Beginner Yoga is at the Moosic Location at 7:30 Every Tueday.

  • What is Yoga, Really? Yoga is more than a good stretch. Contrary to that people think you do not need to be flexible or female, actually being flexible make practice much harder and well gender is completely irrelevant. Anyone can benefit from yoga. There is not a clear cut definition for Yoga, but generally the whole system of Yoga is built on three main structures: exercise, breathing, and meditation. Regular daily practice of all three parts of this structure of Yoga produce a clear, bright mind and a strong, capable body. The practice of yoga involves healthy diet and lifestyle choices, constructive work, nurturing relationships, and much more. In reality, what is yoga but ultimately an outlook and approach to living that extends into all areas of life. There are over a hundred different schools of Yoga some of the most widely known are Bikram, Hatha, yin, vinyasa which are suitable for most adults of any age or physical condition.
  • What are the Benefits of Yoga? Yoga gained acceptance and respect as more became aware of the beneficial effects like helping in the management of stress and improving health and well-being. Many physicians now recommend Yoga practice to patients at risk for heart disease, as well as those with back pain, arthritis, depression, and other chronic conditions. Other benefits include helping blood pressure, circulation, pulse rate, organs and immune system. You can find a ton of benefits of yoga just by a quick good search, but the best way to benefit from Yoga is to experience it yourself!
  • Can I practice yoga even if I am relatively sedentary and inflexible? In fact, individuals with limited range of motion or poor flexibility, due to arthritis or otherwise, may benefit the most from yoga practice, as it can increase flexibility, strength, and balance. There are some “chair yoga” classes that are taught entirely in a seated position! It may feel a bit disheartening at first when challenges arise, but overcoming such judgments and accepting where you are is an important part of yoga. A core concept of yoga is to always honor what will allow you to benefit most from the practice. Yoga is not competitive, and the focus should not be on how the pose looks (aside from ensuring safe anatomical alignment). It is about experiencing a connection of the body and mind through the breath. While there are some yoga poses that do require a great deal of flexibility, strength, and balance, those poses should only be attempted by very experienced yogis and are NOT for beginners or persons with activity limitations. Again, a good yoga teacher will provide alternatives and modifications to all activities so that students can work within their levels of comfort.
  • Are there any poses to avoid? The general rule for arthritis patient (and people in general) is that if it hurts, stop. The old adage of “no pain, no gain” does not apply to yoga, particularly if you have activity limitations. Generally, you will notice pain if you are going too far with the pose, but sometimes the effects are not felt until the next day. It is important to be gentle with your practice, especially at first. If you do not experience any pain after a few days, you can decide to gradually increase the intensity of the practice. It is important to be cautious and pay attention to your body. Also, be sure to consult your doctor and instructor if you experience any pain or difficulty resulting from yoga practice.

More Information

The discipline of yoga is an approach to life with a focus on being fully present for each moment, rather than living in the future or in the past as so many of us tend to do. Over the centuries, yoga techniques combining philosophy, study of the body and mind, and a practice of physical postures, breath work, and meditation were developed as pathways to the fully present, whole Self.

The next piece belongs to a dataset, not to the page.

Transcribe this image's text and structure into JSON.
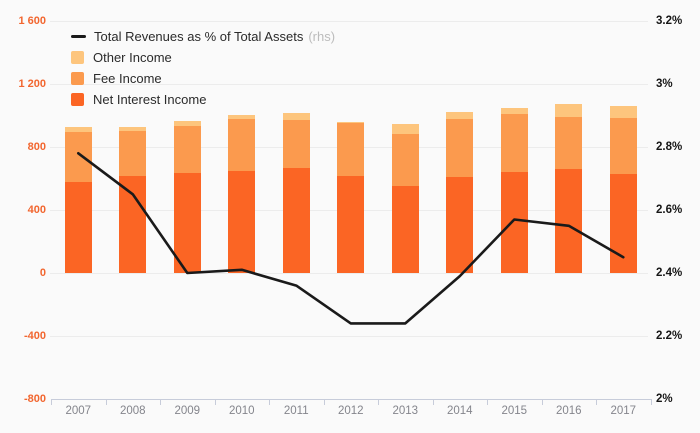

Yoga is much more than just a physical exercise. It can be your path to a more relaxed, centered, fulfilling lifestyle. However, at the same time it IS a great way to develop a strong, healthy body. Contrary to popular belief, yoga is not just for the young, fit and flexible. At Nearme Yoga, we believe that everyone can do yoga!  We use props (straps, blocks, chairs, etc.) to make yoga postures accessible to anyone, regardless of flexibility, fitness level, injuries, age, or illness.

In addition, we work to balance the physical benefits of yoga with the relaxation benefits.  In our modern society, we tend not to get enough exercise and never seem to have time to unwind and relax.  We try to make sure we incorporate both into every yoga class.  Our focus on making yoga accessible and comfortable, as well as incorporating relaxation techniques, ensure we meet our goal – which is to make sure that you walk out our door feeling better than when you walked in.